Forensic evidence and congressional scrutiny

The lawsuits say forensic inspections of weapon debris repeatedly turned up microchips and programmable devices made by Texas Instruments, AMD, Intel or their affiliates. That alleged pattern has already drawn interest on Capitol Hill.

A majority staff report from the Senate Permanent Subcommittee on Investigations found U.S.-made components in Russian weapons and prompted September 2024 hearings on how well the industry is following export-control rules. The filings set those technical claims against the human toll documented by the U.N. human rights monitoring mission in Ukraine, which has verified thousands of civilian deaths and tens of thousands of injuries since Russia’s full-scale invasion began. The Senate report and the UN monitoring mission provide the broader documentation the suits rely on.

Company responses and posture

Mansfield-based Mouser Electronics, the distributor named in the cases, told reporters it plans to respond “in court, versus the media.” Early coverage also noted that the companies had not yet been formally served when the lawsuits were first filed.

As the San Antonio Express-News reports, Watts has said the plaintiffs’ primary goal is to stop U.S. technology from being used in weapons targeting civilians, even as they seek compensation for the lives upended or lost.

Legal and export-control angle

The complaints lean solely on Texas state-law causes of action. They argue that the defendant companies violated a common-law duty to prevent foreseeable diversion of their products, without asserting any federal or international claims, according to The Texas Lawbook.

Those arguments play out against a tightening federal regulatory backdrop.
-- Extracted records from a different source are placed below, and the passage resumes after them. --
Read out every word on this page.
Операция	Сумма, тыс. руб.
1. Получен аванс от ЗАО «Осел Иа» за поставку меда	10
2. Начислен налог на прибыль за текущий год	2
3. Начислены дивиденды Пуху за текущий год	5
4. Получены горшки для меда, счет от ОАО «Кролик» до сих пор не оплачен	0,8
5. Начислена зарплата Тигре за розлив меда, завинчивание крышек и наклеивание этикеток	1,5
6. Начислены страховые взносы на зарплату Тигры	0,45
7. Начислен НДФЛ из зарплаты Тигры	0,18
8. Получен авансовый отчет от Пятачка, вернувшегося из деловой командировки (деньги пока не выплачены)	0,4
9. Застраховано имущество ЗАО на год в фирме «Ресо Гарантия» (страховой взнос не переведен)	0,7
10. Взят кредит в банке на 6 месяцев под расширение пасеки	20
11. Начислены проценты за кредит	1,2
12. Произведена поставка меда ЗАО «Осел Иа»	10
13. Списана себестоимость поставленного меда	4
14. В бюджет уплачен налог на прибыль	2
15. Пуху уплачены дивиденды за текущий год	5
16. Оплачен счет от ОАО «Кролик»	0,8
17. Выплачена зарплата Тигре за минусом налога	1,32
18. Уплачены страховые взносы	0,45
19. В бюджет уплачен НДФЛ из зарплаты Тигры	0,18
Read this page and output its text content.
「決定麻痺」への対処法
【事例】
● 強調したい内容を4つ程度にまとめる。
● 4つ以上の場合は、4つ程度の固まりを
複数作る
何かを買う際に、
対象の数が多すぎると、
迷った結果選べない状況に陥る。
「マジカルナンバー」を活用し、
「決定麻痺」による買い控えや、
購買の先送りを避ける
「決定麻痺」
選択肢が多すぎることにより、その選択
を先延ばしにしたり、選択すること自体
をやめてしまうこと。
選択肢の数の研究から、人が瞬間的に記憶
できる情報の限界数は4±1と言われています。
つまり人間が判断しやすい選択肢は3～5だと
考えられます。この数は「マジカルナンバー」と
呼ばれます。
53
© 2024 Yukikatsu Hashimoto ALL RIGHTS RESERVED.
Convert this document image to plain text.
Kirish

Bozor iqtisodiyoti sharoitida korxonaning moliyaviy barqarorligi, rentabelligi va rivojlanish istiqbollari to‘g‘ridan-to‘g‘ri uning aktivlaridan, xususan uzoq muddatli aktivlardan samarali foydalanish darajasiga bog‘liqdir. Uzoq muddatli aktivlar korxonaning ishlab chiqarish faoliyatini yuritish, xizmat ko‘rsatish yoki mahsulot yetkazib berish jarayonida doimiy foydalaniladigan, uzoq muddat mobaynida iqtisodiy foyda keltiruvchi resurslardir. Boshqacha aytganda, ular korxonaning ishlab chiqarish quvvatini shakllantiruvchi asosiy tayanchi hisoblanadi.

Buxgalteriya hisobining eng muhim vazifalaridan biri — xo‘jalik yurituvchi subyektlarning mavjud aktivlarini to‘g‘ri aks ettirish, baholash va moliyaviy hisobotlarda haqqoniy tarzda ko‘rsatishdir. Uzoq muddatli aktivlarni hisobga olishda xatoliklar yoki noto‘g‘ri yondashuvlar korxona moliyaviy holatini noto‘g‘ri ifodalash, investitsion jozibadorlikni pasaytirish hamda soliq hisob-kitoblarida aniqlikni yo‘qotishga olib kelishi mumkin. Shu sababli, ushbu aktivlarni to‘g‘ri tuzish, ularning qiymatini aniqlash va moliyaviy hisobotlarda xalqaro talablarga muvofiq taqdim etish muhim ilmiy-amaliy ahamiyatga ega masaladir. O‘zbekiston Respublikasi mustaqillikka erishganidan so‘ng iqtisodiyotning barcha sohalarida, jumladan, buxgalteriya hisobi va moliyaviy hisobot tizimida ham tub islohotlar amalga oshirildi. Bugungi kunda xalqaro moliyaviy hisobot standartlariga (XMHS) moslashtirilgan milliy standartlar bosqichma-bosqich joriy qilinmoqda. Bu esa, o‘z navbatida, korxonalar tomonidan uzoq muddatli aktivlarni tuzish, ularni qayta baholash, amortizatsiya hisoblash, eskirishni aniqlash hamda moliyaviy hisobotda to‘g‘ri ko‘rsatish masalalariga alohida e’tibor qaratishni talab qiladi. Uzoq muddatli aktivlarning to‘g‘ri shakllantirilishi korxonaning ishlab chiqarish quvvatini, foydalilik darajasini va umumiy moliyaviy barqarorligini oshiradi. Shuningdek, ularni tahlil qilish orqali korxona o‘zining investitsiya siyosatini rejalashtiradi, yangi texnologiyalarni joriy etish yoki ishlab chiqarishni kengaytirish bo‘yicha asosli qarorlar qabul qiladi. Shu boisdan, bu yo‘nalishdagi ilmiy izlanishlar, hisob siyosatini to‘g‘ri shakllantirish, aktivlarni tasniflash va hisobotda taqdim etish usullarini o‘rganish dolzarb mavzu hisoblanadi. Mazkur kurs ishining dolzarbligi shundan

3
The Commerce Department’s Bureau of Industry and Security has been ratcheting up export controls on certain semiconductors and bringing enforcement actions over illegal shipments to Russia, changes that plaintiffs say the companies ignored or failed to address. BIS guidance and rules spell out licensing requirements and penalties for diverting controlled items.

What to watch next

For now, these are early-stage but high-stakes filings. Lawyers are bracing for the usual fights over venue, service and the scope of discovery, and the defendants will be able to move to dismiss or push for a transfer of the cases.

Given the Senate subcommittee’s earlier deep dive into semiconductor supply chains and compliance, investigators and regulators are likely to keep an eye on how these lawsuits unfold, especially if court proceedings surface new documents or forensic details.

The cases are on the Dallas County docket and are expected to take months just to clear the initial rounds of motions and discovery skirmishes. Hoodline will keep tracking new filings, company responses and any related regulatory moves as the litigation plays out in state court.